Crcl calculator for Cockcroft-Gault kidney function estimate showing mL/min result and interpretation
Crcl calculator for Cockcroft-Gault kidney function estimate showing mL/min result and interpretation

Frequently Asked Questions

Q: What is a normal creatinine clearance level?

A: A normal creatinine clearance is at or above 90 mL/min in healthy young adults. Values between 60 and 89 mL/min are usually described as mildly reduced and are common in adults over 40, since CrCl falls about 0.4 to 1.2 mL/min per year after that age.

Q: How is creatinine clearance calculated?

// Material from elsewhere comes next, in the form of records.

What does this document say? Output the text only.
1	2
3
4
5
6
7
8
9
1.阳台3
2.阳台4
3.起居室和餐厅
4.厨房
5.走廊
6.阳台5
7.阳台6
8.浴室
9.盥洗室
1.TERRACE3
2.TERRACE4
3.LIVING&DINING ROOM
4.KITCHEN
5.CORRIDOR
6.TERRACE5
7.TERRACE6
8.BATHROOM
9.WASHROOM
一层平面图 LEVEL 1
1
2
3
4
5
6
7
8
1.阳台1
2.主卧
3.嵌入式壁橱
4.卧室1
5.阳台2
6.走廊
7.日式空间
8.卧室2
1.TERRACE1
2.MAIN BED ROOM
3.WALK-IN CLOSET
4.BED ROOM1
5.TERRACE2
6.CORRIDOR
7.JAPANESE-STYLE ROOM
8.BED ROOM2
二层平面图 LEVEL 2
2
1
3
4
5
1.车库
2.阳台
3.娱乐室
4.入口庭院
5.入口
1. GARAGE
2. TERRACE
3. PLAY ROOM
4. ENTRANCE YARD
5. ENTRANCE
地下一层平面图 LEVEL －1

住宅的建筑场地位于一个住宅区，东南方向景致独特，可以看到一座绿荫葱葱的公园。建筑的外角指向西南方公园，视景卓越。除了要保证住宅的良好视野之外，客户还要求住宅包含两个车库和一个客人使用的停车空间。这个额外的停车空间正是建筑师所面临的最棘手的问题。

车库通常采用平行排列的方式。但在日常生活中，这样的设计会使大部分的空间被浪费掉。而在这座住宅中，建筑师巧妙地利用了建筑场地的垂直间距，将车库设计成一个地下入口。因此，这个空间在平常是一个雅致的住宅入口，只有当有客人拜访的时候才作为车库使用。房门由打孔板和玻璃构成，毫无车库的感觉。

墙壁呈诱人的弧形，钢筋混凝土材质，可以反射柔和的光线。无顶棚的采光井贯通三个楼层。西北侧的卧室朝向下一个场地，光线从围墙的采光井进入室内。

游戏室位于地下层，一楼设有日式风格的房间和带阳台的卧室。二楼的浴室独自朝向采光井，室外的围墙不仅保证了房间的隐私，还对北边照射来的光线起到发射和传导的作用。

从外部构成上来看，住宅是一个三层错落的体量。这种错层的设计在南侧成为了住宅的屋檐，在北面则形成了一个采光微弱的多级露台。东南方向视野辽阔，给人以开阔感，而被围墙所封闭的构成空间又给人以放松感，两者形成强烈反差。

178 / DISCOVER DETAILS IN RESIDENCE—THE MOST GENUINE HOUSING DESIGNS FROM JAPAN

A: The Cockcroft-Gault equation multiplies 140 minus age by body weight and a sex factor of 1 for males or 0.85 for females, then divides by 72 times the serum creatinine in mg/dL. The result is in mL/min.

Q: What is the Cockcroft-Gault formula?

A: Cockcroft-Gault is a 1976 prediction equation for creatinine clearance. It uses four routine variables and is the default kidney function estimate when a drug label asks for a Cockcroft-Gault value rather than an indexed eGFR.

Q: What is the difference between CrCl and GFR?

A: CrCl is an estimate of the actual plasma cleared of creatinine per minute, reported unindexed in mL/min. GFR is the true filtration rate normalized to a body surface area of 1.73 m². The two numbers usually agree within 10 to 20 percent in normal-weight adults.

Q: When should adjusted body weight be used in CrCl?

A: Adjusted body weight (ABW = IBW plus 0.4 times the difference between total and ideal body weight) is used for adults with a BMI of 25 or higher. Actual body weight is used for underweight patients, and ideal body weight is used for normal-weight adults.

Q: What does a low creatinine clearance mean?

A: A low CrCl means the kidneys are clearing creatinine more slowly than expected, which usually indicates reduced kidney function. Causes include chronic kidney disease, dehydration, urinary obstruction, and drugs that affect kidney filtration.